Сирокко посмотрела вниз.

– Иисусе, – выдохнула Габи. Огромный пенис титаниды высунулся из влагалища, конец его пульсировал в пыли.

– Для себя ты можешь быть девушкой, – пропела Сирокко, – но ты слишком большая для меня как парень.

Волынке это показалось забавным. Она оглушительно расхохоталась и опять попыталась поцеловать Сирокко, но была довольно любезна, когда Сирокко отпрянула назад.

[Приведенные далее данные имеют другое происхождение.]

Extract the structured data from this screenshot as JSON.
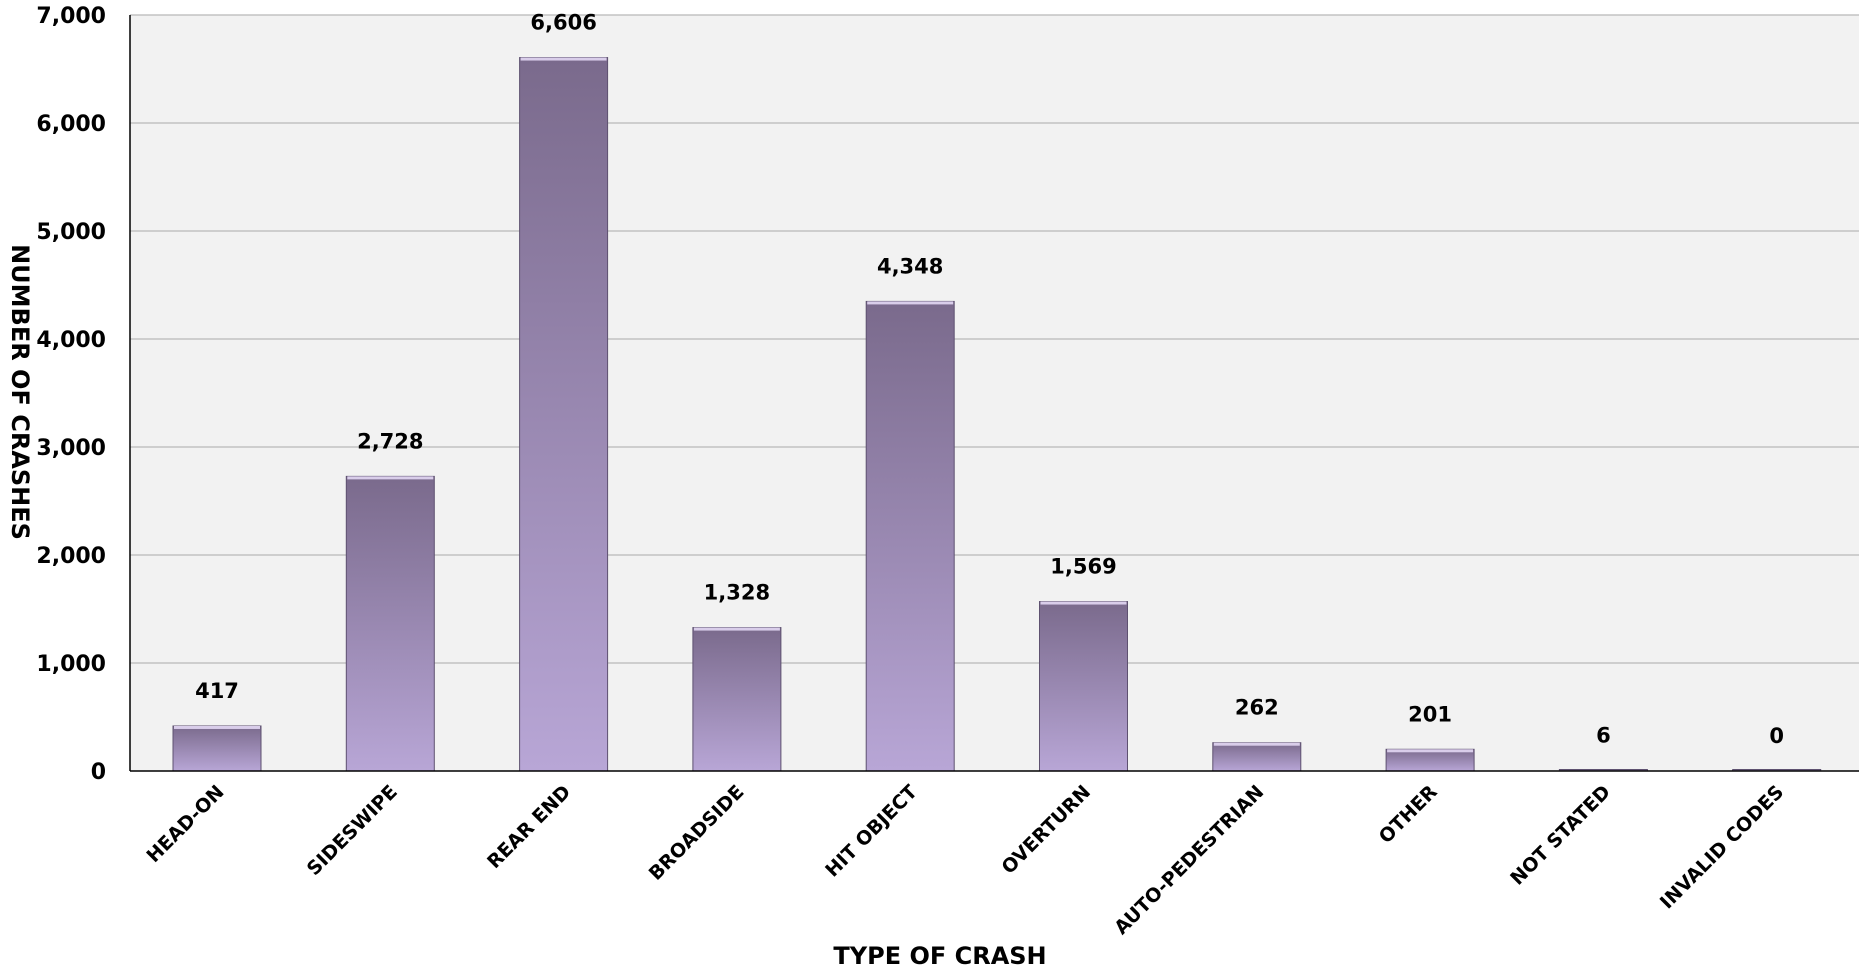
{
  "chart_data": {
    "type": "bar",
    "title": "",
    "xlabel": "TYPE OF CRASH",
    "ylabel": "NUMBER OF CRASHES",
    "ylim": [
      0,
      7000
    ],
    "yticks": [
      0,
      1000,
      2000,
      3000,
      4000,
      5000,
      6000,
      7000
    ],
    "ytick_labels": [
      "0",
      "1,000",
      "2,000",
      "3,000",
      "4,000",
      "5,000",
      "6,000",
      "7,000"
    ],
    "categories": [
      "HEAD-ON",
      "SIDESWIPE",
      "REAR END",
      "BROADSIDE",
      "HIT OBJECT",
      "OVERTURN",
      "AUTO-PEDESTRIAN",
      "OTHER",
      "NOT STATED",
      "INVALID CODES"
    ],
    "values": [
      417,
      2728,
      6606,
      1328,
      4348,
      1569,
      262,
      201,
      6,
      0
    ],
    "value_labels": [
      "417",
      "2,728",
      "6,606",
      "1,328",
      "4,348",
      "1,569",
      "262",
      "201",
      "6",
      "0"
    ],
    "grid": true,
    "legend": "none",
    "colors": {
      "bar_dark": "#7a6a8c",
      "bar_light": "#b8a6d6",
      "plot_bg": "#f2f2f2",
      "gridline": "#b8b8b8"
    }
  }
}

– Я могу ранить тебя, – сдавленно хихикала она. – Увы, это предназначено для заднего отверстия, которого у тебя нет. Если бы я была парнем и имела подходящий для тебя член…

Сирокко улыбнулась, не прерывая ее бессвязную речь, но глаза ее не улыбались. Она посмотрела через плечо Волынки на Габи.

– Последнее средство, – тихо сказала она по-английски, – если станет очевидно, что она хочет вырваться, возьми этот камень и ударь ее по голове. Если она убежит, то погибнет.

– О чем она говорит?

– Она хочет заняться со мной любовью.

– Этим?! Лучше я прямо сейчас стукну ее по башке.

– Не говори глупостей. Нам не грозит от нее никакая опасность. Если она освободится, то даже не увидит нас. Ты слышишь, что они возвращаются?

– Кажется, да.

Во второй раз это оказалось уже не так тяжело. Они не дали возможности Волынке услышать ангелов, а когда она потела и тряслась, как будто каким-то образом чувствовала их присутствие, то боролась она уже не столь яростно.

А затем ангелы улетели, назад в сплошную темноту спицы над Реей.

Когда они освободили ее, она расплакалась; это были беспомощные рыдания ребенка, который не понимал, что с ним произошло. Плач перешел в капризность и жалобы, главным образом на то, что у нее поранены ноги и уши. Габи и Сирокко растерли ей ноги в тех местах, где врезались веревки. Ее раздвоенные копыта были прозрачные и красные как вишневое желе.